The meeting with Fidel began with the two men joking about their ages.
“Yes, I’m old, but I can still do my job,” Benedict said, according to a Vatican spokesman. He left Cuba the next day with the farewell: “Goodbye forever.”
In the newly published comments, Castro speaks passionately about his ailing ally and friend, Venezuelan President Hugo Chavez, who is battling cancer at a Cuban hospital and has not been seen in public for more than two months.
“When he was in full (political) combat, he neglected his health and he dedicated himself to the fight,” he said.
Castro also lauds the economic changes being carried out under the leadership of his 81-year-old brother, Raul, who has been president since 2006, saying the state has “a duty to bring itself up to date.”
He also applauds the Cuban people for electing more women than men to the 612-seat National Assembly.
In Cuban elections, there is only one candidate for each seat, and no suspense over who will win. Voters’ only choice is whether to approve of them or not, and most candidates receive well over 90 percent.
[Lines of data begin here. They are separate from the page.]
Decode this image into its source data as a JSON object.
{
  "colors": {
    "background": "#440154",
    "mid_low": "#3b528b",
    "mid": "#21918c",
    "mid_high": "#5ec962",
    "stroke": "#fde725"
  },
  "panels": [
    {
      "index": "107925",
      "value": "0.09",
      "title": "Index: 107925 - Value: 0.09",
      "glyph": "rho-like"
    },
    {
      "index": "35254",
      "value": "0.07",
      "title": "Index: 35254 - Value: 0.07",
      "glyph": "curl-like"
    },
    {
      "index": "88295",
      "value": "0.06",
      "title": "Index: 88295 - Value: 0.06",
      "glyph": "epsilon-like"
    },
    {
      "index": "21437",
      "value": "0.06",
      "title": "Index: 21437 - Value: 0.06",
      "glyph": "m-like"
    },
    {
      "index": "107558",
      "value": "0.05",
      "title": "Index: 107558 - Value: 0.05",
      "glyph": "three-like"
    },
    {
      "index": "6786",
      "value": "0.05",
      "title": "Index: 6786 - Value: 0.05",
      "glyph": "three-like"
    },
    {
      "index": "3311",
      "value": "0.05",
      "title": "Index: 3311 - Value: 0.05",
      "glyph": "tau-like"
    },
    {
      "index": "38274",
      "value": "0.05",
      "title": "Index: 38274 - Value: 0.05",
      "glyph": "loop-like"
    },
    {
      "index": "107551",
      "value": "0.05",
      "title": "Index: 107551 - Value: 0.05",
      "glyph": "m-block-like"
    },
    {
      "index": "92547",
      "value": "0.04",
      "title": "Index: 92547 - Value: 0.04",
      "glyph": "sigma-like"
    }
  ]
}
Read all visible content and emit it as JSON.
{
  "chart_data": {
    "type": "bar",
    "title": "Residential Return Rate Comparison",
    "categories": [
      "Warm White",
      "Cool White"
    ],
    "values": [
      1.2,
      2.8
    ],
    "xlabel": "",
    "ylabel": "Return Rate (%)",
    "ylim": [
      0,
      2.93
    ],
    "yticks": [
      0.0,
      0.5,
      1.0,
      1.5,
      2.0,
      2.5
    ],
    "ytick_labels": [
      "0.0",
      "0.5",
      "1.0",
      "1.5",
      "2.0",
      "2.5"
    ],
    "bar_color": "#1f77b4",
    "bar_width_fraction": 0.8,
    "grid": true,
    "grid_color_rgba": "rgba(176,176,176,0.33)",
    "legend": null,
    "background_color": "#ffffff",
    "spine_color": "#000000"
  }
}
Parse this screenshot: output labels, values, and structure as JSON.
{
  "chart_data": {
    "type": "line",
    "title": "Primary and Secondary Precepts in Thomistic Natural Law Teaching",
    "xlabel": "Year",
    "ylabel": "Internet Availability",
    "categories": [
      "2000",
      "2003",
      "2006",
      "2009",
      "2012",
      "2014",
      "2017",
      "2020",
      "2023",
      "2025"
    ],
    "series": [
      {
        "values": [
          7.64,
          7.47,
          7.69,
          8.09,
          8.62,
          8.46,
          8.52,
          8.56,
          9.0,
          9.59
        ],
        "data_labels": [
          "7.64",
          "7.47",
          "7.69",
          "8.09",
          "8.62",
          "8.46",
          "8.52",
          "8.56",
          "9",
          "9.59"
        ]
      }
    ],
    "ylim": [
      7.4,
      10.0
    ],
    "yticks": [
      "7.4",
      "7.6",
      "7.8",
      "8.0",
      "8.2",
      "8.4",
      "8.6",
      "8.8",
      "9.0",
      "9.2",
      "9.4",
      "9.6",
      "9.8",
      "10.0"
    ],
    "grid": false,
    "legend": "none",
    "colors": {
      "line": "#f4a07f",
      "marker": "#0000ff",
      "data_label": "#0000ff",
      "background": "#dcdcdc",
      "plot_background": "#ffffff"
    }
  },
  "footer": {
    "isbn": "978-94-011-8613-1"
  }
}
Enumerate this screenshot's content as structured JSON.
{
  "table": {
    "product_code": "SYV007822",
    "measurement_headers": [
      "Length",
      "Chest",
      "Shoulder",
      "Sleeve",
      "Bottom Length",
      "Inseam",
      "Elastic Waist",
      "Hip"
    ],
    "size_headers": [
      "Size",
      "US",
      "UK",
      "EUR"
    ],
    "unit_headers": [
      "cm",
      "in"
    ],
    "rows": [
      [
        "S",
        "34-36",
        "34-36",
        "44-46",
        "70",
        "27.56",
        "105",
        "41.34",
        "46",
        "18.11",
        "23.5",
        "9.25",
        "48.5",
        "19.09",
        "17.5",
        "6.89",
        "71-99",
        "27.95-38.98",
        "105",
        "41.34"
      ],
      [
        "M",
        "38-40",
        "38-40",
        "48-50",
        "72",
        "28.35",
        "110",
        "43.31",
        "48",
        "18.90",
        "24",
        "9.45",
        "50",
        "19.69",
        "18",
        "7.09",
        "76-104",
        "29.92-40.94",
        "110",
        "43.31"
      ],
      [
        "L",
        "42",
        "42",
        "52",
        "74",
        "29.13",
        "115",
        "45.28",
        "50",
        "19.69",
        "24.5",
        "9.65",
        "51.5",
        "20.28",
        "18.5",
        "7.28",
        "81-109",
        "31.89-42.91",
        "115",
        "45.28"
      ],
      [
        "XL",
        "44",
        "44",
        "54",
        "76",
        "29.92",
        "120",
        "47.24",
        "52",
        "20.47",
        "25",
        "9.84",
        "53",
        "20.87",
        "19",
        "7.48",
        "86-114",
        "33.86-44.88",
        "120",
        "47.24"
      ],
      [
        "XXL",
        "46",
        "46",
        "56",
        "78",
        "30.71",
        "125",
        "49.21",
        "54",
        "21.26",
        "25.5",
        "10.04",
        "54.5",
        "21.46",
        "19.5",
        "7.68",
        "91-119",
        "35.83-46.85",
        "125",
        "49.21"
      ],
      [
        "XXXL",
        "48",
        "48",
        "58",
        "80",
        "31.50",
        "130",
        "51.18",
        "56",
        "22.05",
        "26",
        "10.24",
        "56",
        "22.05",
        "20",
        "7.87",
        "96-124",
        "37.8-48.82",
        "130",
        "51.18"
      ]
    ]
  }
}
In an echo of the broad-ranging style of his past, Castro’s comments stretch from the bombing of Hiroshima and Nagasaki, to the colonization of Mars, to the 1794 execution of Robespierre during the French Revolution, and to environmental threats facing the world today.
Perhaps betraying his age, he questions journalists about their recording equipment and marvels at a smart phone one used to tape the interview.
“What’s that apparatus?” Castro asks.
“It’s a telephone that also functions as a recorder, Comandante,” journalist Amaury del Valle replies.
“Oh really?” asks Castro. “I have to use a lot of gadgets of that kind but people help me.”
The journalists praise Castro effusively, complimenting him on his memory, inviting him to a journalists’ conference and telling him that they and the Cuban people carry him in their hearts.
“Thank you for seeing us. We are so happy because of it,” Cuban television reporter Gladys Rubio says.
As Castro leaves, there are chants of: “Fidel! Fidel! Fidel!”
Castro has been increasingly private in recent years after re-emerging in 2010 following a long illness. Last year, he announced that he would no longer write his trademark opinion pieces, known as “Reflections.”